Mo Coppoletta sees a connection between his work as a tattoo artist and the craft of watchmaking. “What they have in common is the extreme precision of your work and the extreme attention to detail,” he says. “There’s no way to cheat and there’s no way to take shortcuts.”

His interest in watches took off while he was having lunch with his parents in Italy in 2006. Reading a report from the then Salon International de la Haute Horlogerie trade show, the launch of Jaeger-LeCoultre’s Reverso Squadra caught his attention. “From that day, it was watches 24 hours a day,” says Coppoletta, who opened London parlour, The Family Business Tattoo, in 2003.

His passion has led him to apply the art of tattooing to timepieces through commercial collaborations with Bulgari and Romain Jerome via his Coppoletta Designs business.
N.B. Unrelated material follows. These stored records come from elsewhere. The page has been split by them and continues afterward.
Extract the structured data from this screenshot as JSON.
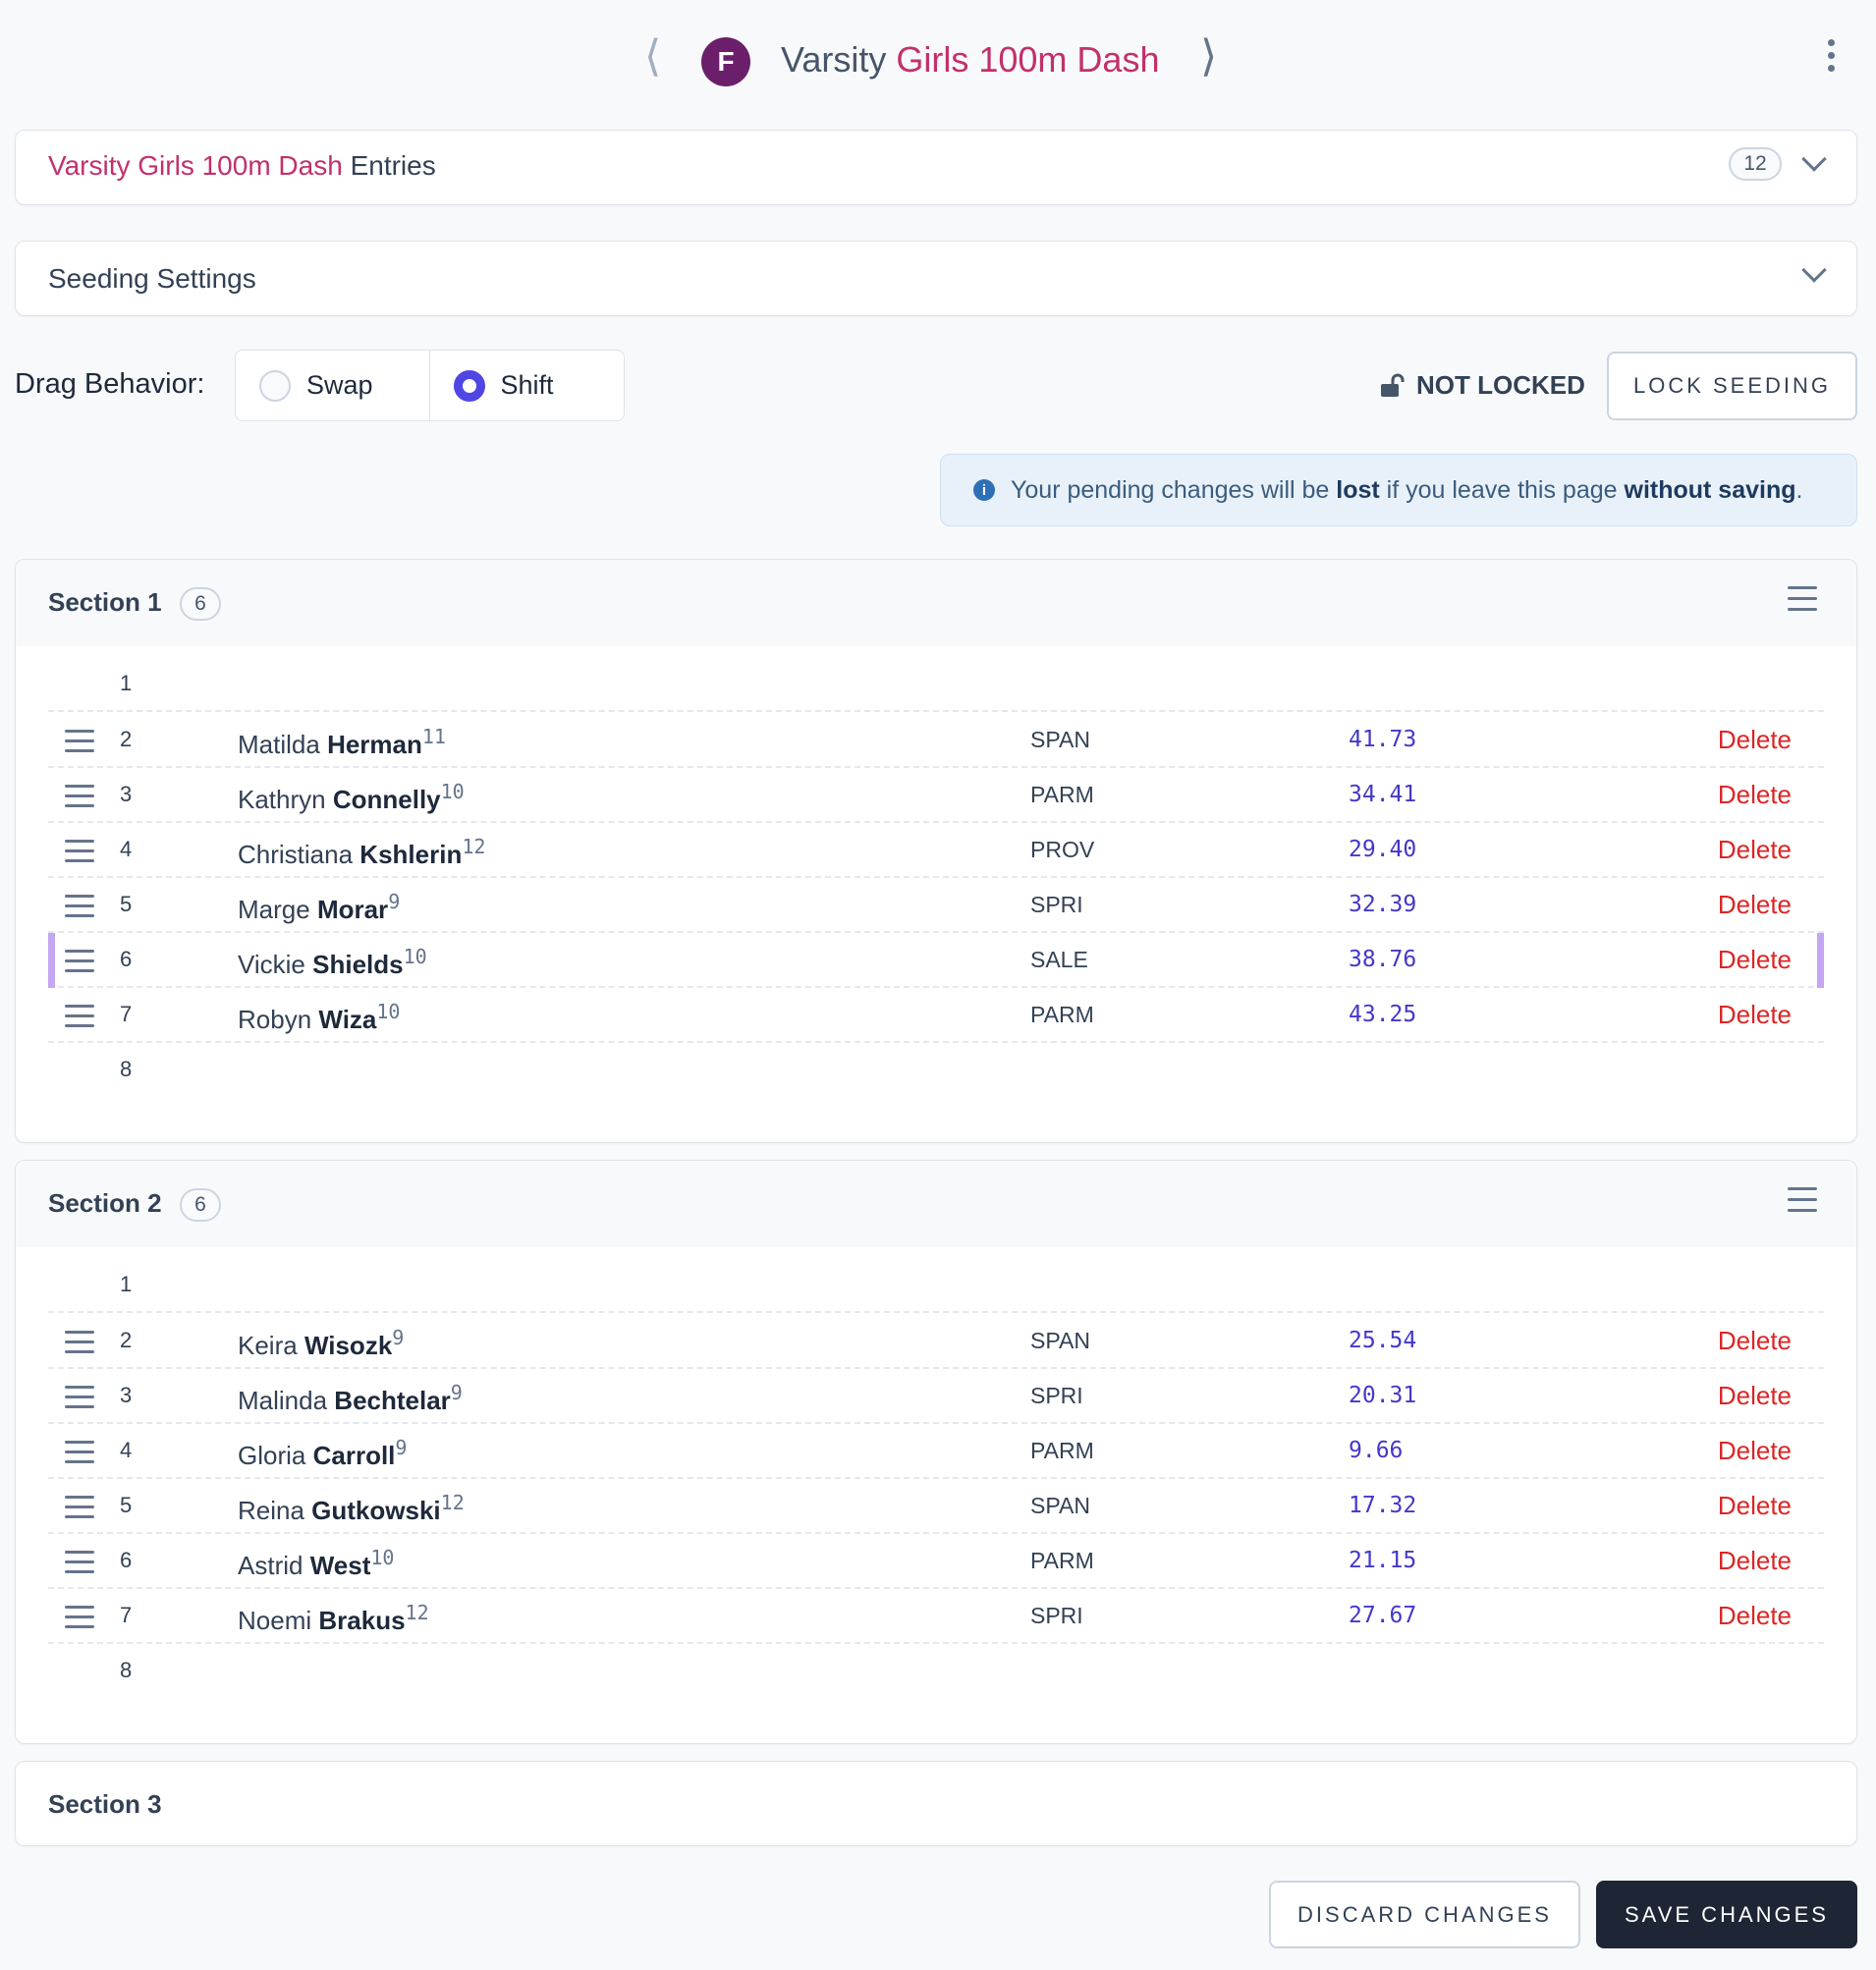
{
  "header": {
    "badge": "F",
    "title_level": "Varsity",
    "title_event": "Girls 100m Dash"
  },
  "entries_card": {
    "event": "Varsity Girls 100m Dash",
    "suffix": "Entries",
    "count": "12"
  },
  "seeding_card": {
    "title": "Seeding Settings"
  },
  "drag": {
    "label": "Drag Behavior:",
    "options": [
      "Swap",
      "Shift"
    ],
    "selected": "Shift"
  },
  "lock": {
    "status": "NOT LOCKED",
    "button": "LOCK SEEDING"
  },
  "notice": {
    "part1": "Your pending changes will be ",
    "bold1": "lost",
    "part2": " if you leave this page ",
    "bold2": "without saving",
    "part3": "."
  },
  "sections": [
    {
      "title": "Section 1",
      "count": "6",
      "rows": [
        {
          "lane": "1"
        },
        {
          "lane": "2",
          "first": "Matilda",
          "last": "Herman",
          "grade": "11",
          "team": "SPAN",
          "mark": "41.73",
          "action": "Delete"
        },
        {
          "lane": "3",
          "first": "Kathryn",
          "last": "Connelly",
          "grade": "10",
          "team": "PARM",
          "mark": "34.41",
          "action": "Delete"
        },
        {
          "lane": "4",
          "first": "Christiana",
          "last": "Kshlerin",
          "grade": "12",
          "team": "PROV",
          "mark": "29.40",
          "action": "Delete"
        },
        {
          "lane": "5",
          "first": "Marge",
          "last": "Morar",
          "grade": "9",
          "team": "SPRI",
          "mark": "32.39",
          "action": "Delete"
        },
        {
          "lane": "6",
          "first": "Vickie",
          "last": "Shields",
          "grade": "10",
          "team": "SALE",
          "mark": "38.76",
          "action": "Delete"
        },
        {
          "lane": "7",
          "first": "Robyn",
          "last": "Wiza",
          "grade": "10",
          "team": "PARM",
          "mark": "43.25",
          "action": "Delete"
        },
        {
          "lane": "8"
        }
      ]
    },
    {
      "title": "Section 2",
      "count": "6",
      "rows": [
        {
          "lane": "1"
        },
        {
          "lane": "2",
          "first": "Keira",
          "last": "Wisozk",
          "grade": "9",
          "team": "SPAN",
          "mark": "25.54",
          "action": "Delete"
        },
        {
          "lane": "3",
          "first": "Malinda",
          "last": "Bechtelar",
          "grade": "9",
          "team": "SPRI",
          "mark": "20.31",
          "action": "Delete"
        },
        {
          "lane": "4",
          "first": "Gloria",
          "last": "Carroll",
          "grade": "9",
          "team": "PARM",
          "mark": "9.66",
          "action": "Delete"
        },
        {
          "lane": "5",
          "first": "Reina",
          "last": "Gutkowski",
          "grade": "12",
          "team": "SPAN",
          "mark": "17.32",
          "action": "Delete"
        },
        {
          "lane": "6",
          "first": "Astrid",
          "last": "West",
          "grade": "10",
          "team": "PARM",
          "mark": "21.15",
          "action": "Delete"
        },
        {
          "lane": "7",
          "first": "Noemi",
          "last": "Brakus",
          "grade": "12",
          "team": "SPRI",
          "mark": "27.67",
          "action": "Delete"
        },
        {
          "lane": "8"
        }
      ]
    }
  ],
  "section3": {
    "title": "Section 3"
  },
  "footer": {
    "discard": "DISCARD CHANGES",
    "save": "SAVE CHANGES"
  },
  "colors": {
    "accent": "#c2306b",
    "badge": "#6b1f6b",
    "radio": "#4f46e5",
    "delete": "#dc2626",
    "mark": "#4338ca",
    "dark_button": "#1e2535"
  },
  "icons": [
    "chevron-left-icon",
    "chevron-right-icon",
    "kebab-menu-icon",
    "chevron-down-icon",
    "unlock-icon",
    "info-icon",
    "hamburger-menu-icon",
    "drag-handle-icon"
  ]
}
He has also built a “pretty eclectic” collection comprising 20 “significant” watches.

1. De Bethune DB25 Starry Sky special order (2010)

De Bethune DB25 Starry Sky
© Charlie Bibby/FT

A De Bethune fan, Coppoletta was drawn to this watch by the “inventive” treatment of titanium — by blueing it — and its representation of the night sky. “Being a complete devotee of everything celestial, dreamy and romantic, I thought it was the most beautiful thing I’d ever seen,” he says.

Offered the chance by the Swiss independent manufacturer to choose the constellation depicted, he chose the one for the day he was born. He now always wears the watch on his July birthday.

The stars are individual spheres of white gold drilled into the dial. “Every time the light hits the watch in a different way, the stars reveal themselves, or they disappear beyond the nebula [an effect created by the treatment of the titanium],” he says.

2. Jaeger-LeCoultre Duomètre à Quantième Lunaire (2011)

Jaeger-LeCoultre Duomètre à Quantième Lunaire
© Charlie Bibby/FT

A birthday present to himself, Coppoletta says the “beautiful” white gold piece with black dial is one of a limited edition of 200. “This is a watch for connoisseurs because it’s very philosophical but very technical too,” he adds.

The movement has two barrels. One powers the indications — hour, minute, seconds, 1/sixth of a second, moon phase and date — and the other the escapement. “It’s a very clever watch because dedicating one barrel to the escapement will guarantee incredible accuracy,” says Coppoletta. “For watch geeks, it’s a feast.”

3. Patek Philippe 5070J (c2000)

Patek Philippe 5070J
© Charlie Bibby/FT

The Reference 5070 was a model Coppoletta had always found “extremely charming” due to its oversized case and he “couldn’t resist” this yellow gold and black version when he came across it in Italy last year. “It’s the ultimate example of how beautiful a chronograph can be, even though I’m not a chronograph guy,” he says.

He finds the colour combination “opulent yet refined”. “I don’t have very subdued watches,” says the self-confessed maximalist. “I always have watches that stand out.”

The watch had been on the wish list Coppoletta stores on his phone — a list that “gets enriched” regularly. Wishes yet to be fulfilled include a Girard-Perregaux Tourbillon with Three Gold Bridges.

4. Cartier Tank Cintrée pièce unique (2018)

Cartier Tank Cintrée
© Charlie Bibby/FT

A watch does not make it on to Coppoletta’s list unless the aesthetic appeals to him. He says the Tank Cintrée is “the most elegant, cool watch that one could wish for” and epitomises the 1920s, when the model was originally released. “I’m a big fan of art deco for many of my designs or decoration,” he says.

Coppoletta and his friend Wei Koh, founder of Revolution watch magazine, commissioned custom versions from Cartier. The tattoo artist’s “mesmerising” piece is in platinum, which he thinks is “the king of materials” for a dress watch, with burgundy Roman numerals and a ruby cabochon on the crown.

5. Vacheron Constantin Historiques American 1921 (2009)

Vacheron Constantin Historiques American
© Charlie Bibby/FT

Another modern piece that reinterprets a model first released in 1921, Coppoletta’s driving watch has a dial tilted to the right so it can be read while at the wheel. He wears it while driving his 1966 Jaguar E-type convertible near his Lake Garda home, with the rose gold finish complementing the car’s “lush red” interiors.

Coppoletta enjoys classic cars but collects modern watches. He says vintage watch collecting requires “an enormous amount of knowledge” and that, while he loves vintage references, not everything has to be original. “I take inspiration from the past [in my designs] . . . so that’s why I think some of the modern interpretations of old designs strike me more than the original.”

He says there has been a “major trend” for pocket watch tattoos in the past seven years because of their “symbolic power” in relation to the passing of time and transience of life.

He has also received specific requests from people in the watch industry for tattoos of De Bethune’s delta-shaped bridge and FP Journe’s tourbillon movement.

“I haven’t done those yet,” he says. “I don’t think it suits my style much — they’re very fiddly — but you never know.”